Driving 11111111 from RAM through the ‘245 onto the data bus is causing trouble. I can see this clearly – other chips begin to glitch the moment the ‘245 is enabled. But driving 11111111 from the FPGA through the ‘245 onto the data bus is OK, and driving other values from RAM is also OK. I can’t explain why. It must somehow be significant that the RAM chip uses a moderately large amount of current (85 mA) when it’s enabled during a bus cycle. I’ve added extra power and ground wires and bypass capacitors seemingly every which way, without improvement.
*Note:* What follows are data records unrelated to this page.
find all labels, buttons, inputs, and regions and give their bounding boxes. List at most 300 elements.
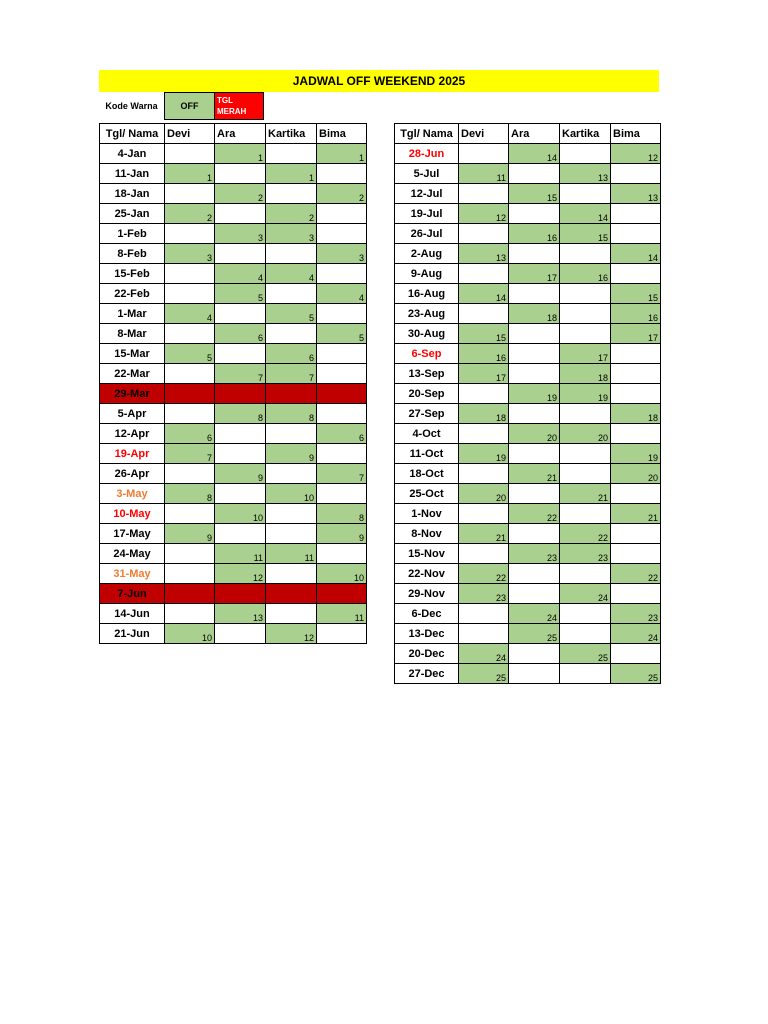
date-cell: 19-Apr xyxy=(100,444,165,464)
date-cell: 21-Jun xyxy=(100,624,165,644)
off-count-cell: 11 xyxy=(317,604,367,624)
off-count-cell: 22 xyxy=(459,564,509,584)
header-bima: Bima xyxy=(317,124,367,144)
off-count-cell: 2 xyxy=(266,204,317,224)
off-count-cell xyxy=(215,624,266,644)
off-count-cell: 8 xyxy=(215,404,266,424)
header-date: Tgl/ Nama xyxy=(100,124,165,144)
off-count-cell: 19 xyxy=(459,444,509,464)
table-row xyxy=(395,664,661,684)
date-cell: 26-Jul xyxy=(395,224,459,244)
date-cell: 8-Nov xyxy=(395,524,459,544)
off-count-cell: 6 xyxy=(317,424,367,444)
table-row xyxy=(395,164,661,184)
off-count-cell xyxy=(560,464,611,484)
date-cell: 27-Dec xyxy=(395,664,459,684)
table-row xyxy=(100,284,367,304)
table-row xyxy=(395,504,661,524)
legend-label: Kode Warna xyxy=(105,101,158,111)
date-cell: 8-Mar xyxy=(100,324,165,344)
off-count-cell xyxy=(266,524,317,544)
table-row xyxy=(395,344,661,364)
off-count-cell xyxy=(459,144,509,164)
table-row xyxy=(100,624,367,644)
off-count-cell: 1 xyxy=(317,144,367,164)
off-count-cell xyxy=(317,164,367,184)
off-count-cell xyxy=(165,184,215,204)
off-count-cell: 23 xyxy=(560,544,611,564)
date-cell: 6-Dec xyxy=(395,604,459,624)
off-count-cell xyxy=(560,504,611,524)
off-count-cell: 16 xyxy=(611,304,661,324)
header-devi: Devi xyxy=(459,124,509,144)
off-count-cell: 11 xyxy=(266,544,317,564)
off-count-cell: 5 xyxy=(165,344,215,364)
off-count-cell: 25 xyxy=(611,664,661,684)
table-row xyxy=(100,424,367,444)
off-count-cell xyxy=(459,624,509,644)
table-row xyxy=(395,264,661,284)
table-row xyxy=(100,464,367,484)
off-count-cell: 14 xyxy=(509,144,560,164)
off-count-cell: 9 xyxy=(165,524,215,544)
table-row xyxy=(395,144,661,164)
off-count-cell xyxy=(215,524,266,544)
date-cell: 15-Nov xyxy=(395,544,459,564)
date-cell: 22-Nov xyxy=(395,564,459,584)
off-count-cell xyxy=(509,524,560,544)
date-cell: 13-Dec xyxy=(395,624,459,644)
off-count-cell: 24 xyxy=(560,584,611,604)
date-cell: 3-May xyxy=(100,484,165,504)
table-row xyxy=(395,244,661,264)
header-bima: Bima xyxy=(611,124,661,144)
off-count-cell: 8 xyxy=(165,484,215,504)
date-cell: 24-May xyxy=(100,544,165,564)
off-count-cell xyxy=(317,544,367,564)
off-count-cell xyxy=(509,204,560,224)
off-count-cell: 18 xyxy=(560,364,611,384)
off-count-cell: 7 xyxy=(266,364,317,384)
date-cell: 22-Mar xyxy=(100,364,165,384)
table-row xyxy=(100,364,367,384)
off-count-cell xyxy=(317,204,367,224)
off-count-cell xyxy=(509,364,560,384)
off-count-cell xyxy=(317,304,367,324)
off-count-cell: 19 xyxy=(509,384,560,404)
date-cell: 1-Mar xyxy=(100,304,165,324)
table-row xyxy=(100,304,367,324)
off-count-cell xyxy=(560,184,611,204)
off-count-cell: 11 xyxy=(215,544,266,564)
off-count-cell xyxy=(165,264,215,284)
off-count-cell xyxy=(317,404,367,424)
off-count-cell xyxy=(266,464,317,484)
off-count-cell: 14 xyxy=(611,244,661,264)
table-row xyxy=(100,404,367,424)
table-row xyxy=(395,224,661,244)
off-count-cell: 21 xyxy=(560,484,611,504)
date-cell: 27-Sep xyxy=(395,404,459,424)
off-count-cell: 13 xyxy=(611,184,661,204)
date-cell: 28-Jun xyxy=(395,144,459,164)
off-count-cell: 17 xyxy=(611,324,661,344)
off-count-cell xyxy=(560,444,611,464)
off-count-cell: 16 xyxy=(459,344,509,364)
off-count-cell: 5 xyxy=(215,284,266,304)
off-count-cell xyxy=(165,144,215,164)
table-row xyxy=(100,324,367,344)
off-count-cell xyxy=(266,564,317,584)
off-count-cell xyxy=(459,384,509,404)
off-count-cell: 6 xyxy=(215,324,266,344)
off-count-cell: 20 xyxy=(560,424,611,444)
date-cell: 12-Jul xyxy=(395,184,459,204)
off-count-cell: 18 xyxy=(611,404,661,424)
off-count-cell xyxy=(560,284,611,304)
off-count-cell: 20 xyxy=(459,484,509,504)
off-count-cell xyxy=(509,244,560,264)
off-count-cell xyxy=(560,624,611,644)
header-devi: Devi xyxy=(165,124,215,144)
table-row xyxy=(395,204,661,224)
off-count-cell: 16 xyxy=(509,224,560,244)
date-cell: 17-May xyxy=(100,524,165,544)
table-row xyxy=(395,524,661,544)
off-count-cell xyxy=(215,244,266,264)
off-count-cell: 2 xyxy=(215,184,266,204)
off-count-cell xyxy=(165,284,215,304)
off-count-cell xyxy=(165,604,215,624)
off-count-cell: 13 xyxy=(560,164,611,184)
off-count-cell: 6 xyxy=(266,344,317,364)
date-cell: 16-Aug xyxy=(395,284,459,304)
off-count-cell xyxy=(459,184,509,204)
off-count-cell: 21 xyxy=(459,524,509,544)
table-row xyxy=(100,524,367,544)
off-count-cell xyxy=(266,324,317,344)
schedule-table-left xyxy=(99,123,367,644)
off-count-cell: 1 xyxy=(215,144,266,164)
off-count-cell xyxy=(509,324,560,344)
table-row xyxy=(100,444,367,464)
table-row xyxy=(395,324,661,344)
off-count-cell xyxy=(165,384,215,404)
off-count-cell xyxy=(560,404,611,424)
header-ara: Ara xyxy=(215,124,266,144)
table-row xyxy=(100,604,367,624)
off-count-cell xyxy=(509,344,560,364)
date-cell: 25-Jan xyxy=(100,204,165,224)
off-count-cell xyxy=(611,644,661,664)
off-count-cell xyxy=(560,144,611,164)
off-count-cell: 6 xyxy=(165,424,215,444)
date-cell: 26-Apr xyxy=(100,464,165,484)
date-cell: 23-Aug xyxy=(395,304,459,324)
date-cell: 20-Sep xyxy=(395,384,459,404)
off-count-cell xyxy=(560,604,611,624)
off-count-cell xyxy=(509,404,560,424)
table-row xyxy=(395,304,661,324)
off-count-cell xyxy=(509,584,560,604)
date-cell: 12-Apr xyxy=(100,424,165,444)
off-count-cell xyxy=(165,504,215,524)
table-row xyxy=(100,144,367,164)
off-count-cell xyxy=(611,344,661,364)
table-row xyxy=(100,484,367,504)
off-count-cell: 20 xyxy=(611,464,661,484)
table-row xyxy=(100,184,367,204)
schedule-table-right xyxy=(394,123,661,684)
off-count-cell xyxy=(317,584,367,604)
table-row xyxy=(100,204,367,224)
date-cell: 10-May xyxy=(100,504,165,524)
table-row xyxy=(100,344,367,364)
off-count-cell xyxy=(611,584,661,604)
table-row xyxy=(395,424,661,444)
off-count-cell: 22 xyxy=(509,504,560,524)
date-cell: 11-Jan xyxy=(100,164,165,184)
table-row xyxy=(395,464,661,484)
off-count-cell: 24 xyxy=(509,604,560,624)
date-cell: 29-Nov xyxy=(395,584,459,604)
off-count-cell: 22 xyxy=(611,564,661,584)
off-count-cell: 5 xyxy=(317,324,367,344)
off-count-cell xyxy=(560,324,611,344)
color-legend xyxy=(99,92,264,120)
off-count-cell: 23 xyxy=(459,584,509,604)
off-count-cell: 4 xyxy=(165,304,215,324)
off-count-cell xyxy=(611,544,661,564)
off-count-cell xyxy=(165,364,215,384)
table-row xyxy=(395,444,661,464)
date-cell: 2-Aug xyxy=(395,244,459,264)
table-row xyxy=(395,584,661,604)
off-count-cell xyxy=(611,224,661,244)
table-row xyxy=(395,284,661,304)
off-count-cell: 13 xyxy=(459,244,509,264)
off-count-cell: 10 xyxy=(317,564,367,584)
off-count-cell xyxy=(317,484,367,504)
off-count-cell xyxy=(317,264,367,284)
off-count-cell: 15 xyxy=(459,324,509,344)
legend-red-date-swatch: TGL MERAH xyxy=(215,92,264,120)
date-cell: 9-Aug xyxy=(395,264,459,284)
off-count-cell xyxy=(215,484,266,504)
header-kartika: Kartika xyxy=(266,124,317,144)
off-count-cell: 24 xyxy=(459,644,509,664)
off-count-cell xyxy=(317,344,367,364)
off-count-cell xyxy=(266,424,317,444)
off-count-cell xyxy=(317,224,367,244)
off-count-cell xyxy=(459,304,509,324)
off-count-cell: 25 xyxy=(560,644,611,664)
date-cell: 20-Dec xyxy=(395,644,459,664)
table-row xyxy=(100,504,367,524)
off-count-cell: 23 xyxy=(611,604,661,624)
table-row xyxy=(100,584,367,604)
off-count-cell: 3 xyxy=(165,244,215,264)
off-count-cell: 10 xyxy=(266,484,317,504)
off-count-cell xyxy=(611,384,661,404)
off-count-cell: 17 xyxy=(560,344,611,364)
off-count-cell: 19 xyxy=(611,444,661,464)
date-cell: 7-Jun xyxy=(100,584,165,604)
off-count-cell xyxy=(459,264,509,284)
off-count-cell: 3 xyxy=(317,244,367,264)
page-title: JADWAL OFF WEEKEND 2025 xyxy=(99,70,659,92)
off-count-cell: 19 xyxy=(560,384,611,404)
date-cell: 30-Aug xyxy=(395,324,459,344)
date-cell: 4-Oct xyxy=(395,424,459,444)
off-count-cell: 14 xyxy=(560,204,611,224)
off-count-cell xyxy=(165,464,215,484)
off-count-cell: 3 xyxy=(266,224,317,244)
off-count-cell xyxy=(509,284,560,304)
off-count-cell xyxy=(165,404,215,424)
off-count-cell: 12 xyxy=(611,144,661,164)
off-count-cell: 25 xyxy=(509,624,560,644)
off-count-cell: 21 xyxy=(611,504,661,524)
off-count-cell xyxy=(215,584,266,604)
table-row xyxy=(395,544,661,564)
off-count-cell: 2 xyxy=(317,184,367,204)
off-count-cell xyxy=(611,364,661,384)
off-count-cell xyxy=(459,504,509,524)
table-row xyxy=(395,184,661,204)
off-count-cell xyxy=(165,324,215,344)
off-count-cell: 1 xyxy=(266,164,317,184)
header-ara: Ara xyxy=(509,124,560,144)
off-count-cell xyxy=(266,504,317,524)
off-count-cell xyxy=(266,284,317,304)
off-count-cell xyxy=(215,164,266,184)
off-count-cell xyxy=(560,664,611,684)
off-count-cell xyxy=(611,424,661,444)
off-count-cell xyxy=(266,604,317,624)
date-cell: 11-Oct xyxy=(395,444,459,464)
off-count-cell: 15 xyxy=(560,224,611,244)
table-row xyxy=(100,384,367,404)
table-row xyxy=(100,264,367,284)
off-count-cell xyxy=(611,164,661,184)
off-count-cell: 5 xyxy=(266,304,317,324)
date-cell: 19-Jul xyxy=(395,204,459,224)
table-row xyxy=(395,384,661,404)
table-row xyxy=(395,484,661,504)
off-count-cell: 10 xyxy=(165,624,215,644)
off-count-cell: 3 xyxy=(215,224,266,244)
off-count-cell xyxy=(509,664,560,684)
table-row xyxy=(395,404,661,424)
off-count-cell xyxy=(459,464,509,484)
off-count-cell: 1 xyxy=(165,164,215,184)
table-row xyxy=(100,164,367,184)
off-count-cell xyxy=(266,244,317,264)
table-row xyxy=(395,624,661,644)
off-count-cell: 4 xyxy=(215,264,266,284)
off-count-cell xyxy=(560,304,611,324)
off-count-cell: 18 xyxy=(509,304,560,324)
off-count-cell xyxy=(215,444,266,464)
date-cell: 8-Feb xyxy=(100,244,165,264)
header-kartika: Kartika xyxy=(560,124,611,144)
off-count-cell xyxy=(215,204,266,224)
off-count-cell: 4 xyxy=(266,264,317,284)
off-count-cell: 17 xyxy=(459,364,509,384)
off-count-cell xyxy=(266,384,317,404)
date-cell: 6-Sep xyxy=(395,344,459,364)
off-count-cell xyxy=(165,584,215,604)
off-count-cell: 7 xyxy=(165,444,215,464)
date-cell: 13-Sep xyxy=(395,364,459,384)
date-cell: 4-Jan xyxy=(100,144,165,164)
table-row xyxy=(100,544,367,564)
off-count-cell: 21 xyxy=(509,464,560,484)
off-count-cell: 8 xyxy=(317,504,367,524)
off-count-cell: 15 xyxy=(611,284,661,304)
off-count-cell xyxy=(266,584,317,604)
table-row xyxy=(100,224,367,244)
off-count-cell xyxy=(317,364,367,384)
date-cell: 18-Oct xyxy=(395,464,459,484)
off-count-cell xyxy=(215,304,266,324)
off-count-cell xyxy=(317,444,367,464)
off-count-cell: 24 xyxy=(611,624,661,644)
date-cell: 22-Feb xyxy=(100,284,165,304)
off-count-cell: 2 xyxy=(165,204,215,224)
off-count-cell xyxy=(611,524,661,544)
off-count-cell: 22 xyxy=(560,524,611,544)
off-count-cell: 9 xyxy=(266,444,317,464)
off-count-cell xyxy=(509,484,560,504)
off-count-cell: 25 xyxy=(459,664,509,684)
off-count-cell: 13 xyxy=(215,604,266,624)
off-count-cell xyxy=(317,624,367,644)
table-row xyxy=(100,244,367,264)
off-count-cell: 20 xyxy=(509,424,560,444)
off-count-cell xyxy=(215,344,266,364)
off-count-cell: 14 xyxy=(459,284,509,304)
date-cell: 5-Jul xyxy=(395,164,459,184)
off-count-cell xyxy=(266,144,317,164)
off-count-cell xyxy=(509,564,560,584)
off-count-cell: 10 xyxy=(215,504,266,524)
off-count-cell: 9 xyxy=(317,524,367,544)
off-count-cell: 18 xyxy=(459,404,509,424)
table-row xyxy=(100,564,367,584)
header-date: Tgl/ Nama xyxy=(395,124,459,144)
off-count-cell: 12 xyxy=(266,624,317,644)
off-count-cell xyxy=(560,244,611,264)
off-count-cell xyxy=(165,544,215,564)
off-count-cell: 15 xyxy=(509,184,560,204)
date-cell: 29-Mar xyxy=(100,384,165,404)
off-count-cell xyxy=(611,204,661,224)
off-count-cell xyxy=(509,644,560,664)
off-count-cell: 12 xyxy=(215,564,266,584)
date-cell: 18-Jan xyxy=(100,184,165,204)
table-row xyxy=(395,644,661,664)
date-cell: 15-Mar xyxy=(100,344,165,364)
date-cell: 25-Oct xyxy=(395,484,459,504)
off-count-cell xyxy=(611,484,661,504)
off-count-cell: 16 xyxy=(560,264,611,284)
off-count-cell xyxy=(215,424,266,444)
date-cell: 14-Jun xyxy=(100,604,165,624)
off-count-cell xyxy=(459,224,509,244)
off-count-cell: 11 xyxy=(459,164,509,184)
I’m fairly confident the problem is too much current at some moment in some location. But I can’t put my finger on exactly where, or why, or how that produces the behavior I’m seeing.
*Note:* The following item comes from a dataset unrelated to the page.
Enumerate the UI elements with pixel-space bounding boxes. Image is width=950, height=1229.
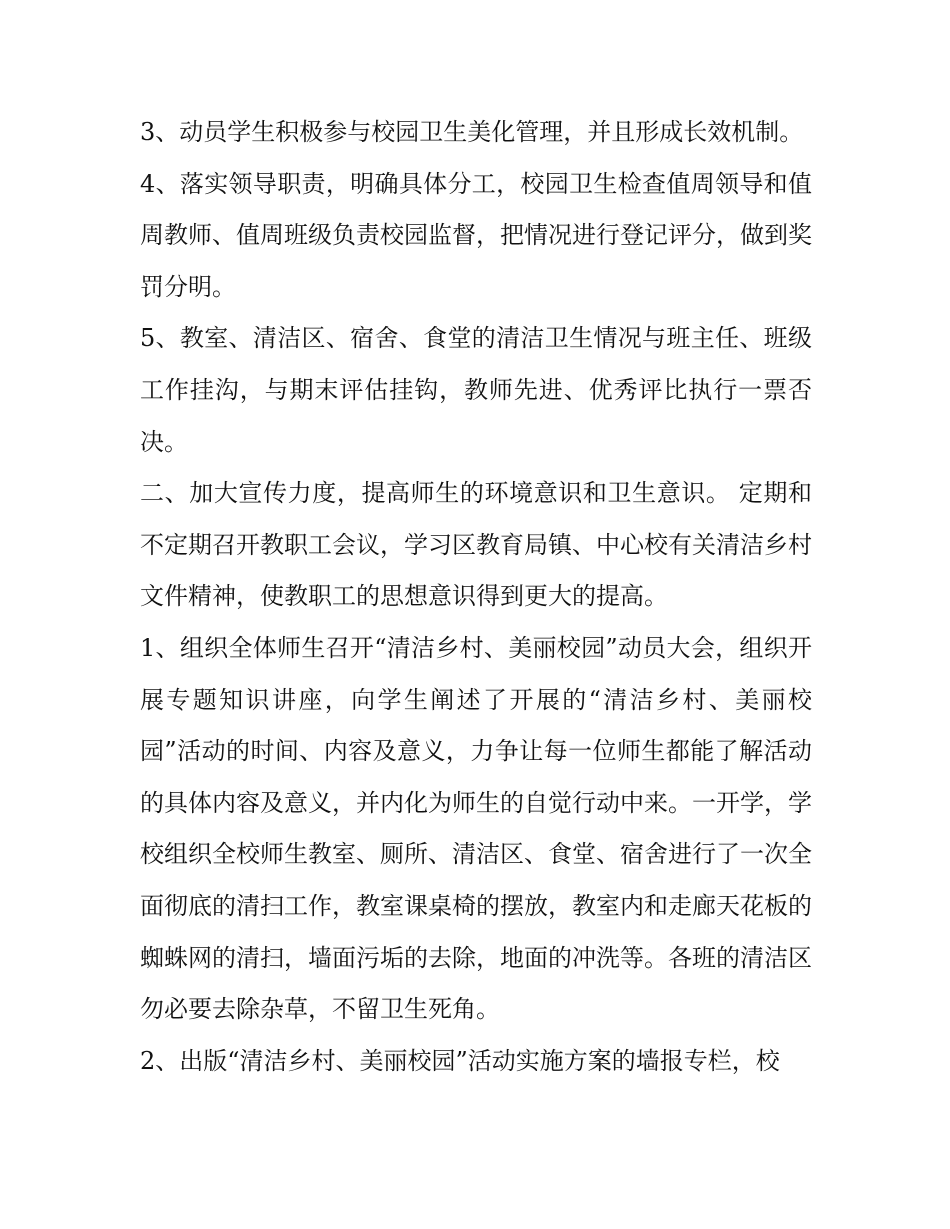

That’s a fair point about slower transitions with older parts being beneficial. 74LS parts won’t help me with 3.3V level translation though, and newer 3.3V parts like 74LVC mostly have faster slew rates and higher currents. I could try 74LVC with series resistors, but it’s not something I can easily test without more significant board surgery or a new board.
I was envisioning using a 74LS373 to drive the bus, and a separate chip to handle level translation in the reverse direction. The input side logic translator would only have to drive a small number of new chips with relatively low pin capacitance, as opposed to having to drive a larger number of older chips with higher pin capacitance, and thus its high speed outputs wouldn’t cause excessive peak currents. Having to replace one transceiver chip with a combination of an input buffer and an output buffer might not be less convenient than using one chip, but it would allow both chips to be picked to be maximally suitable for their intended usage scenarios.
Ah, I see. That could work. I would probably prefer a single bidirectional chip plus series resistors rather than separate input and output chips, but I’ll think about it some more. To your earlier question, I’m not sure if Yellowstone would handle some non-standard IWM trickery, but it might be interesting to try. John K. Morris is the designer of Applesauce and WOZ.